Space agency given nearly $800 million more than requested

Congress has appropriated $19.3 billion for NASA for the 2016 fiscal year. Though this constitutes less than 1 percent of the total budget, it is still a significant increase over previous years, and more than either NASA or President Barack Obama had asked for initially.

The president’s original proposed budget would have given NASA $18.5 billion for 2016. The House appropriations bill proposed the same total sum but allocated the money differently within the various areas of NASA’s budget. The Senate appropriations bill totaled slightly less, just under $18.3 billion, but allocated the money differently than either the House bill or the original request.

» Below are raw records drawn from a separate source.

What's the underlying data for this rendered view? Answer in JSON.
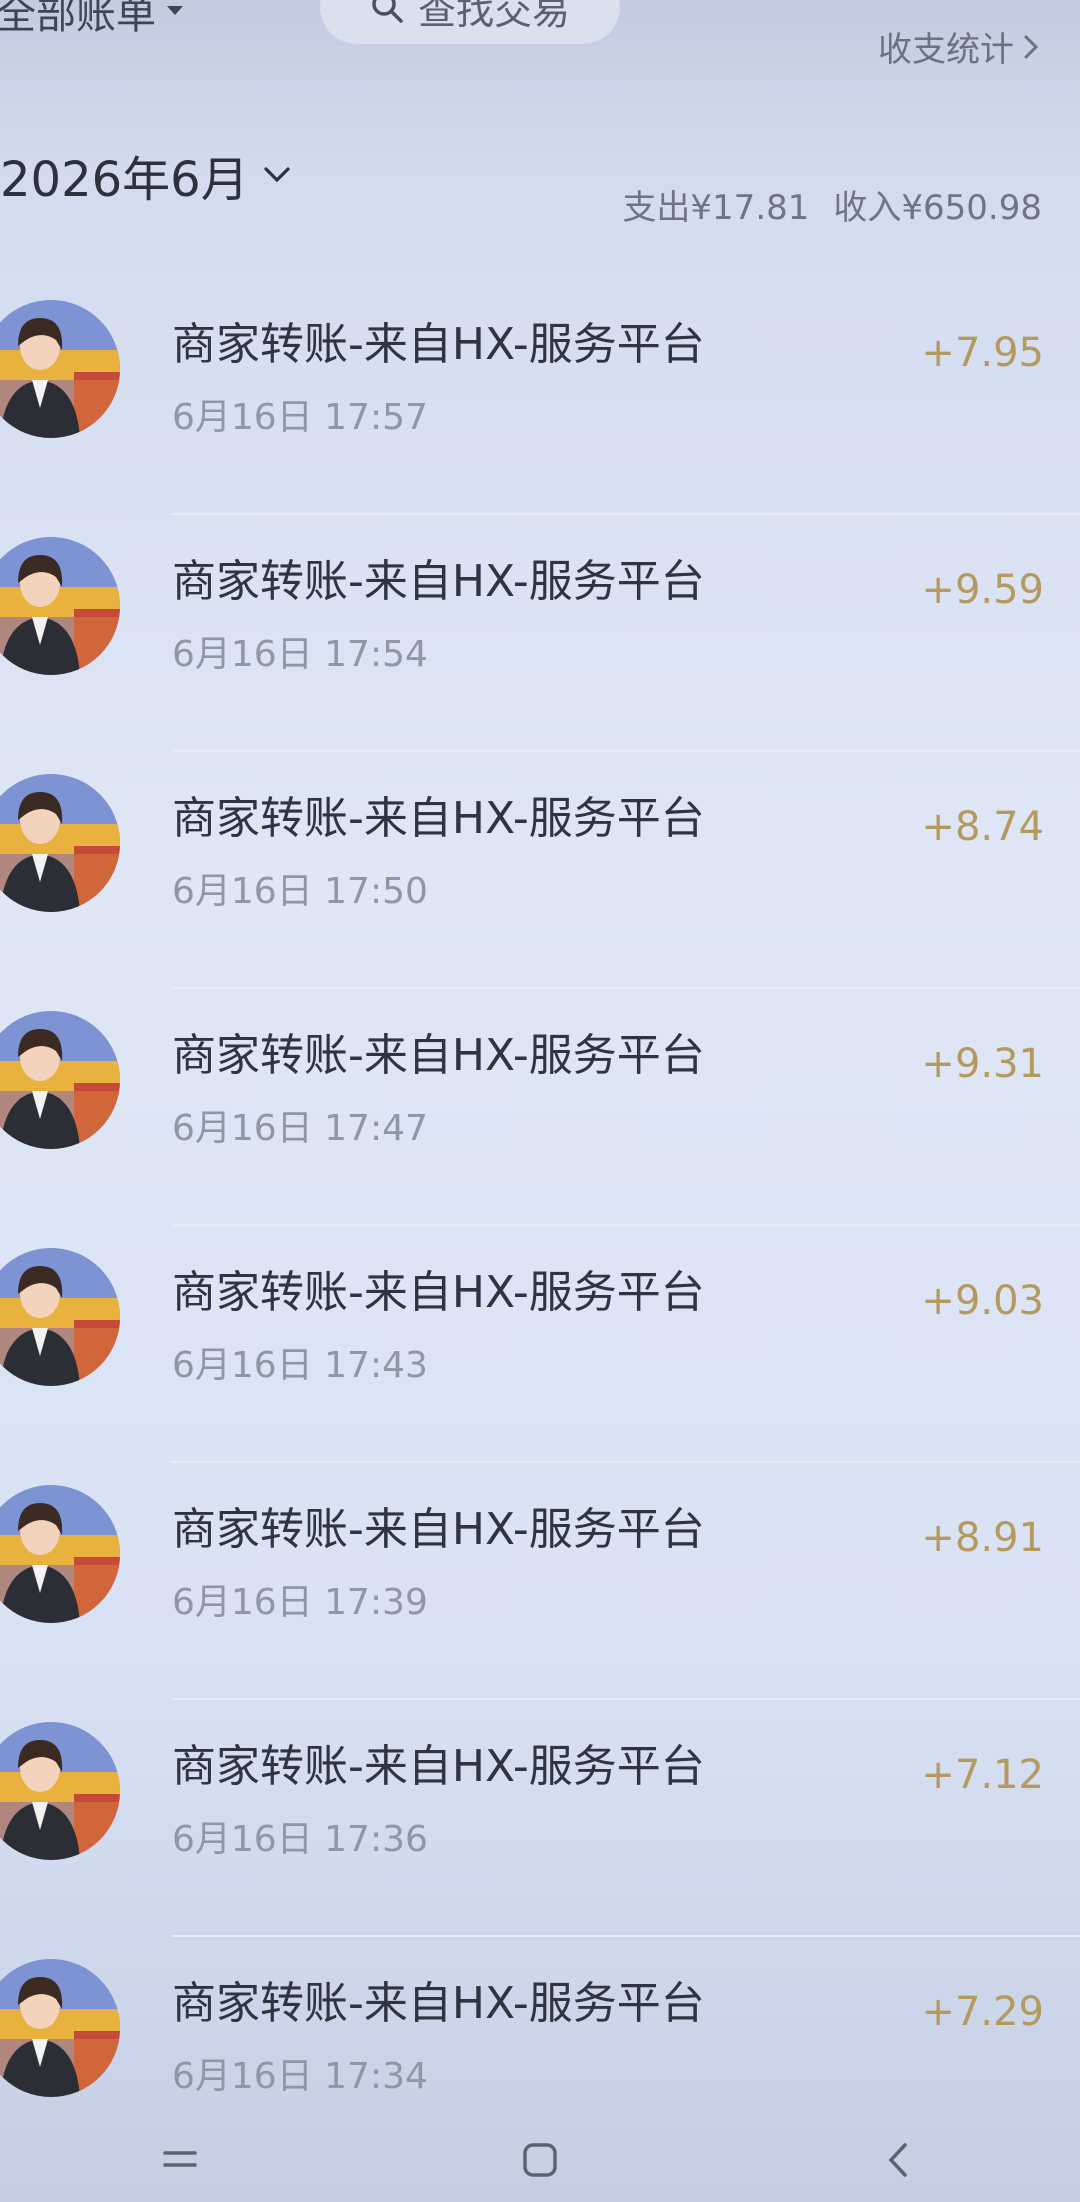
{
  "header": {
    "account_filter": "全部账单",
    "search_placeholder": "查找交易",
    "stats_link": "收支统计"
  },
  "month": {
    "label": "2026年6月",
    "expense": "支出¥17.81",
    "income": "收入¥650.98"
  },
  "transactions": [
    {
      "title": "商家转账-来自HX-服务平台",
      "time": "6月16日 17:57",
      "amount": "+7.95"
    },
    {
      "title": "商家转账-来自HX-服务平台",
      "time": "6月16日 17:54",
      "amount": "+9.59"
    },
    {
      "title": "商家转账-来自HX-服务平台",
      "time": "6月16日 17:50",
      "amount": "+8.74"
    },
    {
      "title": "商家转账-来自HX-服务平台",
      "time": "6月16日 17:47",
      "amount": "+9.31"
    },
    {
      "title": "商家转账-来自HX-服务平台",
      "time": "6月16日 17:43",
      "amount": "+9.03"
    },
    {
      "title": "商家转账-来自HX-服务平台",
      "time": "6月16日 17:39",
      "amount": "+8.91"
    },
    {
      "title": "商家转账-来自HX-服务平台",
      "time": "6月16日 17:36",
      "amount": "+7.12"
    },
    {
      "title": "商家转账-来自HX-服务平台",
      "time": "6月16日 17:34",
      "amount": "+7.29"
    }
  ],
  "icons": {
    "avatar": "business-woman-avatar",
    "nav": [
      "menu-icon",
      "home-icon",
      "back-icon"
    ]
  },
  "colors": {
    "amount": "#b59a5f",
    "title": "#2f3441",
    "muted": "#8f96a6"
  }
}
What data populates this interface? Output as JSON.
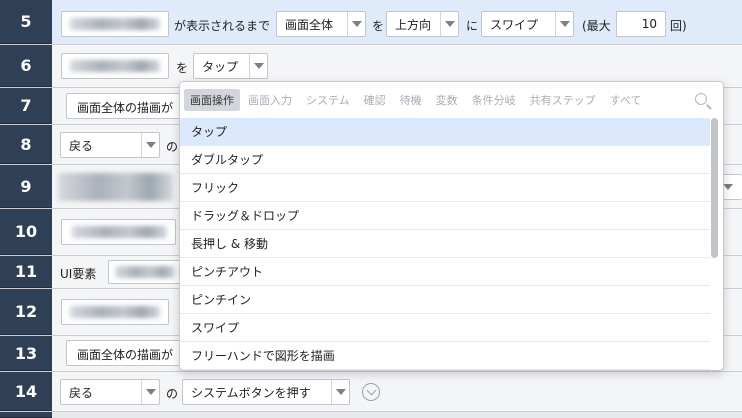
{
  "rows": [
    {
      "num": "5"
    },
    {
      "num": "6"
    },
    {
      "num": "7"
    },
    {
      "num": "8"
    },
    {
      "num": "9"
    },
    {
      "num": "10"
    },
    {
      "num": "11"
    },
    {
      "num": "12"
    },
    {
      "num": "13"
    },
    {
      "num": "14"
    }
  ],
  "row5": {
    "until_text": "が表示されるまで",
    "target": "画面全体",
    "particle_wo": "を",
    "direction": "上方向",
    "particle_ni": "に",
    "action": "スワイプ",
    "max_open": "(最大",
    "max_value": "10",
    "max_close": "回)"
  },
  "row6": {
    "particle_wo": "を",
    "action": "タップ"
  },
  "row7": {
    "text": "画面全体の描画が"
  },
  "row8": {
    "select": "戻る",
    "particle": "の"
  },
  "row11": {
    "label": "UI要素"
  },
  "row13": {
    "text": "画面全体の描画が"
  },
  "row14": {
    "select": "戻る",
    "particle": "の",
    "action": "システムボタンを押す"
  },
  "popup": {
    "tabs": [
      "画面操作",
      "画面入力",
      "システム",
      "確認",
      "待機",
      "変数",
      "条件分岐",
      "共有ステップ",
      "すべて"
    ],
    "options": [
      "タップ",
      "ダブルタップ",
      "フリック",
      "ドラッグ＆ドロップ",
      "長押し & 移動",
      "ピンチアウト",
      "ピンチイン",
      "スワイプ",
      "フリーハンドで図形を描画"
    ]
  },
  "colors": {
    "num_bg": "#2f3f55",
    "selected_row": "#dfeafb",
    "highlight": "#dce8fb"
  }
}
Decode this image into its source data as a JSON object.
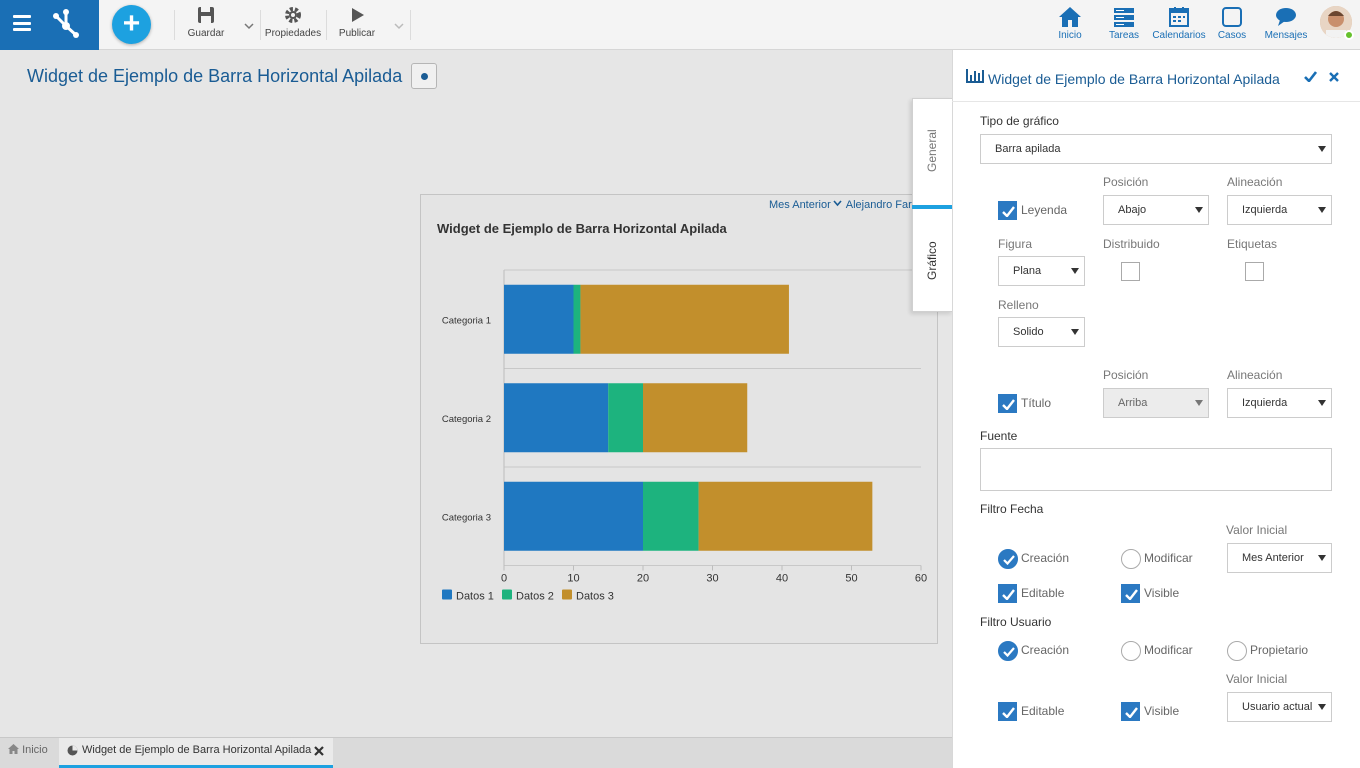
{
  "toolbar": {
    "save_label": "Guardar",
    "properties_label": "Propiedades",
    "publish_label": "Publicar"
  },
  "nav": {
    "home": "Inicio",
    "tasks": "Tareas",
    "calendars": "Calendarios",
    "cases": "Casos",
    "messages": "Mensajes"
  },
  "page": {
    "title": "Widget de Ejemplo de Barra Horizontal Apilada"
  },
  "widget": {
    "title": "Widget de Ejemplo de Barra Horizontal Apilada",
    "date_filter": "Mes Anterior",
    "user_filter": "Alejandro Fari"
  },
  "chart_data": {
    "type": "bar",
    "orientation": "horizontal",
    "stacked": true,
    "title": "Widget de Ejemplo de Barra Horizontal Apilada",
    "categories": [
      "Categoria 1",
      "Categoria 2",
      "Categoria 3"
    ],
    "series": [
      {
        "name": "Datos 1",
        "values": [
          10,
          15,
          20
        ],
        "color": "#1f78c1"
      },
      {
        "name": "Datos 2",
        "values": [
          1,
          5,
          8
        ],
        "color": "#1db37e"
      },
      {
        "name": "Datos 3",
        "values": [
          30,
          15,
          25
        ],
        "color": "#c28f2c"
      }
    ],
    "x_ticks": [
      "0",
      "10",
      "20",
      "30",
      "40",
      "50",
      "60"
    ],
    "xlim": [
      0,
      60
    ],
    "legend_position": "bottom-left",
    "grid": true
  },
  "tabs": {
    "home": "Inicio",
    "widget": "Widget de Ejemplo de Barra Horizontal Apilada"
  },
  "side_tabs": {
    "general": "General",
    "grafico": "Gráfico"
  },
  "panel": {
    "title": "Widget de Ejemplo de Barra Horizontal Apilada",
    "chart_type_label": "Tipo de gráfico",
    "chart_type_value": "Barra apilada",
    "position_label": "Posición",
    "alignment_label": "Alineación",
    "legend_label": "Leyenda",
    "legend_position": "Abajo",
    "legend_alignment": "Izquierda",
    "shape_label": "Figura",
    "shape_value": "Plana",
    "distributed_label": "Distribuido",
    "labels_label": "Etiquetas",
    "fill_label": "Relleno",
    "fill_value": "Solido",
    "title_label": "Título",
    "title_position": "Arriba",
    "title_alignment": "Izquierda",
    "source_label": "Fuente",
    "date_filter_label": "Filtro Fecha",
    "initial_value_label": "Valor Inicial",
    "creation_label": "Creación",
    "modify_label": "Modificar",
    "date_initial_value": "Mes Anterior",
    "editable_label": "Editable",
    "visible_label": "Visible",
    "user_filter_label": "Filtro Usuario",
    "owner_label": "Propietario",
    "user_initial_value": "Usuario actual"
  }
}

College Republicans Chairman Jay Boyd, a fourth-year College student, said it was easy to raise the budget because it was already so low.

“If you look back at the 2010 levels, it’s not that different, because in the 2010 budget, President Obama and his colleagues in the Congress completely gutted NASA’s mission to the moon,” Boyd said. “In 2013, the Obama administration also created spending cuts to NASA’s planetary science budget, about 20 percent of the funds from the previous year.”

The 2016 budget provides more money than requested for science, aeronautics and space technology, space operations and education. It provides less money for exploration, safety, security and mission services and construction. The Inspector General and the James Webb Space telescope were the only categories for which NASA received the amount of money it requested.

Not only did both the House and Senate appropriate more money for education than NASA requested, but also the Senate appropriations bill added a line within the science section of the budget creating an entirely different source of education funding.

Another change from the Senate included moving money allocated for commercial spaceflight within the the exploration section of the budget to space operations.

This suggests a need for an internal focus, University Democrats President Sam Tobin, a third-year College student, said.

“I think it sends a message that maybe our own space program needs to be developed within its own ranks of itself before we start worrying about expanding it to the private sector, to money-making purposes, to commercial purposes,” Tobin said.

In Sept. 2014, NASA announced commercial crew contracts with Boeing and SpaceX — private companies working to develop their own spacecrafts — who would transport American astronauts to the International Space Station. The United States currently relies on Russian spacecrafts to take American astronauts to the ISS.

A major issue for NASA has been lack of competition, Young Americans for Liberty President Grace Charlton, a third-year Batten student, said.

“NASA has no incentive to compete, which will cause it to lag behind companies like SpaceX,” Charlton said. “The last time NASA had a market-type competitor was when it was competing against the Soviet Union during the Cold War.”

NASA wants to phase out reliance on Russian transport to the ISS by 2017. But even with a decrease in the exploration budget, there are hopes for potential projects, such as a manned mission to Mars or a robotic exploration of Jupiter’s moon Europa.

“I believe that’s somewhat important, because it lets us grapple with the idea that the universe is a big place, and we need to keep pushing to discover, and to find fulfillment in ourselves,” Tobin said. “But at the same time, you don’t always want to have that pie-in-the-sky idea, and not lose sight of the practical purposes, so it’s an important balance you have to strike.”

What the appropriations will mean for fiscal year 2017 remains to be seen.